The Blackthorne comes in a couple of shades, one built upon a sloe-gin base and the other (and, I think, the older) being an Irish whiskey version that appears in Harry Johnson’s Bartender’s Manual of about 1900. His recipe disappears from the American literature almost entirely, only to be rediscovered by authors of English bar guides around 1920. This is a fiendishly delicate tipple and you’ll want to find a fairly robust, yet neutral, whiskey for this one. Clontarf single malt doesn’t quite cut it, and something like Black Bush would overwhelm. It’s an uneasy truce, worthy of a George Mitchell award if you can pull it off, and I find the addition of a wee bit (a drop or two) of Regans’ Orange Bitters helps get the parties to the bargaining table.
The delicate balancing act required when using Irish whiskey in cocktails is well demonstrated by our good friend David Wondrich’s creation, Weeski. “If whiskey were French,” he writes in Killer Cocktails, “this is my interpretation of what it would taste like — suave, subtle, and utterly untrustworthy.”

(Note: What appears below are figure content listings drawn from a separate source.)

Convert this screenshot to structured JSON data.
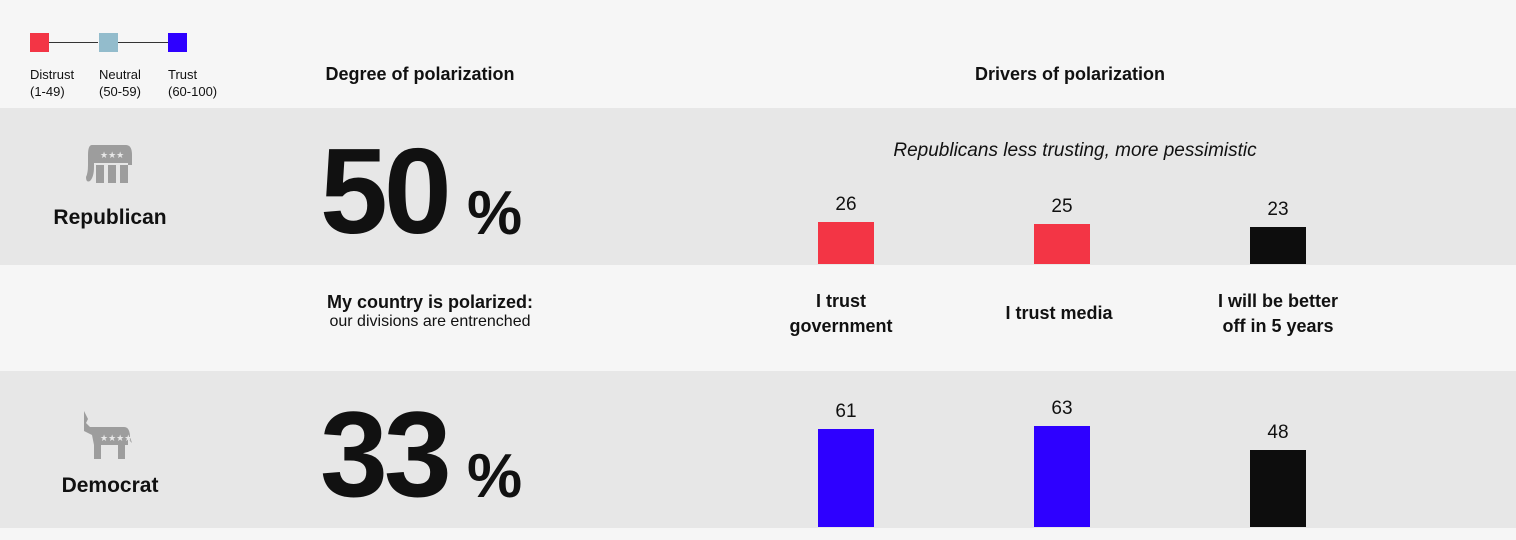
{
  "legend": [
    {
      "name": "Distrust",
      "range": "(1-49)",
      "color": "#f33545"
    },
    {
      "name": "Neutral",
      "range": "(50-59)",
      "color": "#93bccc"
    },
    {
      "name": "Trust",
      "range": "(60-100)",
      "color": "#2e00ff"
    }
  ],
  "headers": {
    "degree": "Degree of polarization",
    "drivers": "Drivers of polarization"
  },
  "statement": {
    "bold": "My country is polarized:",
    "normal": "our divisions are entrenched"
  },
  "parties": [
    {
      "name": "Republican",
      "icon": "elephant-icon",
      "polarization": "50",
      "pct": "%",
      "subtitle": "Republicans less trusting, more pessimistic"
    },
    {
      "name": "Democrat",
      "icon": "donkey-icon",
      "polarization": "33",
      "pct": "%",
      "subtitle": ""
    }
  ],
  "chart_data": {
    "type": "bar",
    "categories": [
      "I trust government",
      "I trust media",
      "I will be better off in 5 years"
    ],
    "category_lines": [
      [
        "I trust",
        "government"
      ],
      [
        "I trust media"
      ],
      [
        "I will be better",
        "off in 5 years"
      ]
    ],
    "series": [
      {
        "name": "Republican",
        "values": [
          26,
          25,
          23
        ],
        "colors": [
          "#f33545",
          "#f33545",
          "#0d0d0d"
        ]
      },
      {
        "name": "Democrat",
        "values": [
          61,
          63,
          48
        ],
        "colors": [
          "#2e00ff",
          "#2e00ff",
          "#0d0d0d"
        ]
      }
    ],
    "ylim": [
      0,
      100
    ]
  }
}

Trust is a hard-earned commodity where Irish Coffee is concerned, and most of the drinks that wear the crown are mere pretenders to the throne. Half the time what arrives is as garish as a Mardi Gras float, while other times your Irish Coffee arrives afflicted with a Bailey’s-induced anemia.
Irish Coffee is a noble thing, elegant in its austerity, with a built-in wink of the eye. And it’s just about the only living cocktail that can stake a claim as a true Son of Hibernia.

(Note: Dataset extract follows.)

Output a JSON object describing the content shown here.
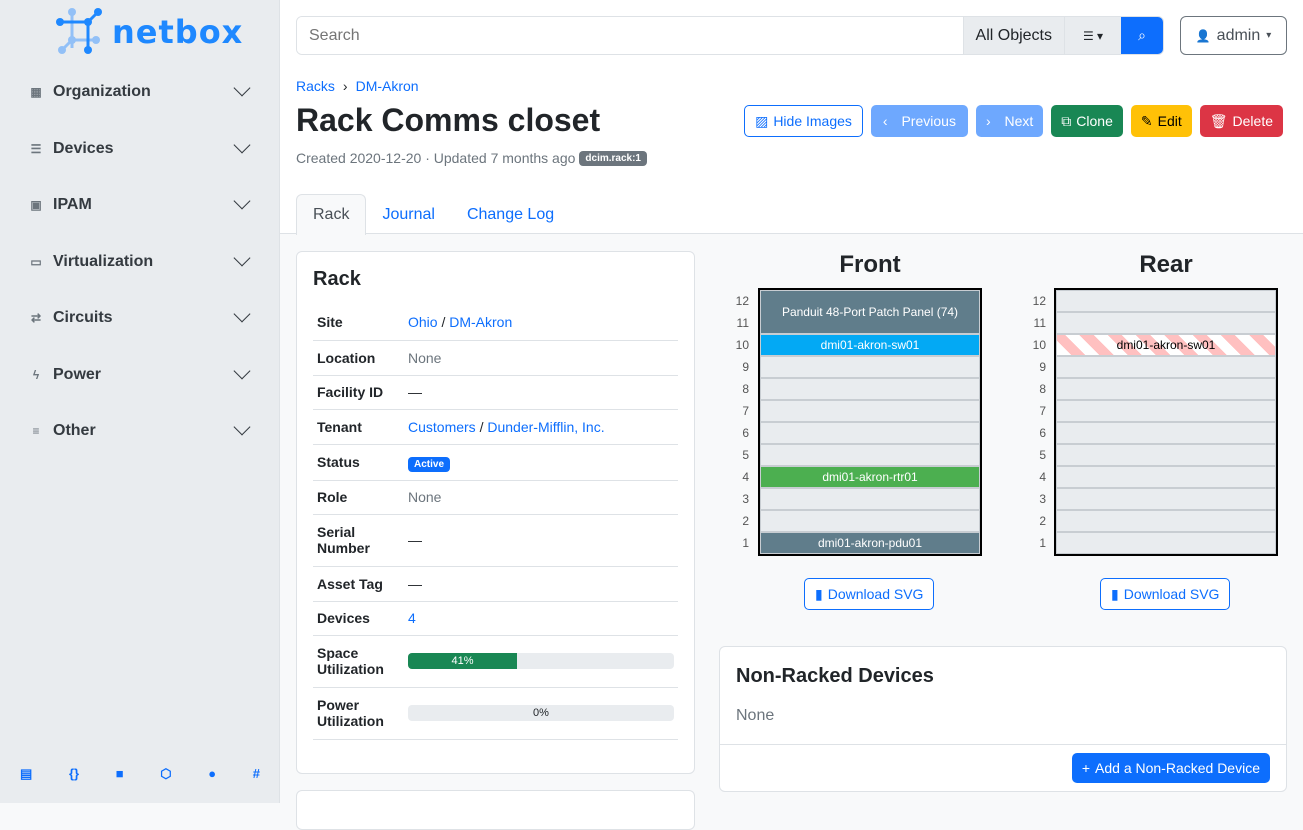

Joe Sheridan was the bartender at the Shannon airport after the Second World War, when trans-Atlantic air travel was in its infancy. To fly from the States to continental Europe, travelers would have to deplane during refueling stops, usually in Greenland and Ireland. To warm and perk up his weary American guests, Joe took the traditional “whiskey and tay” and altered it for his new clientele. Instead of tea, he used coffee, added a little sugar, and crowned the drink with a collar of lightly whipped cream. He dispensed with the mug and served his concoction in a stemmed glass. It looked a whole lot like a Guinness, the true “Irish Coffee.”
It’s not served with straws or a spoon — drinking the hot-laced coffee through the cold cream froth is where the real joy of this drink lives.
1/3 Irish whiskey
1/3 Scotch whisky
1/6 Lemon juice
Shake with ice until well chilled and strain into a chilled cocktail glass. Garnish with a twist of orange or lemon.
1 ounce Irish whiskey
1 ounce dry vermouth
3 dashes absinthe
3 dashes Angostura Bitters
Stir with ice until well chilled and strain into a chilled cocktail glass. Garnish with a lemon twist.
2 ounces Irish whiskey
1 ounce Lillet
1 teaspoon Cointreau
2 dashes orange bitters
Shake with ice until well chilled and strain into a chilled cocktail glass. Garnish with a lemon twist.
Joe Sheridan’s Authentic Recipe for Irish Coffee
Into a stemmed glass, put two teaspoonfuls of sugar, preferably brown; add on a third, by volume, Irish whiskey and two thirds really hot, really strong black coffee, preferably fresh, not instant. The glass should be filled with this mixture to within half an inch of the brim. Stir well to ensure all the sugar is dissolved and then, without stirring, carefully float over the back of a spoon a collar of lightly whipped cream, so the cream floats on top of the coffee and whiskey.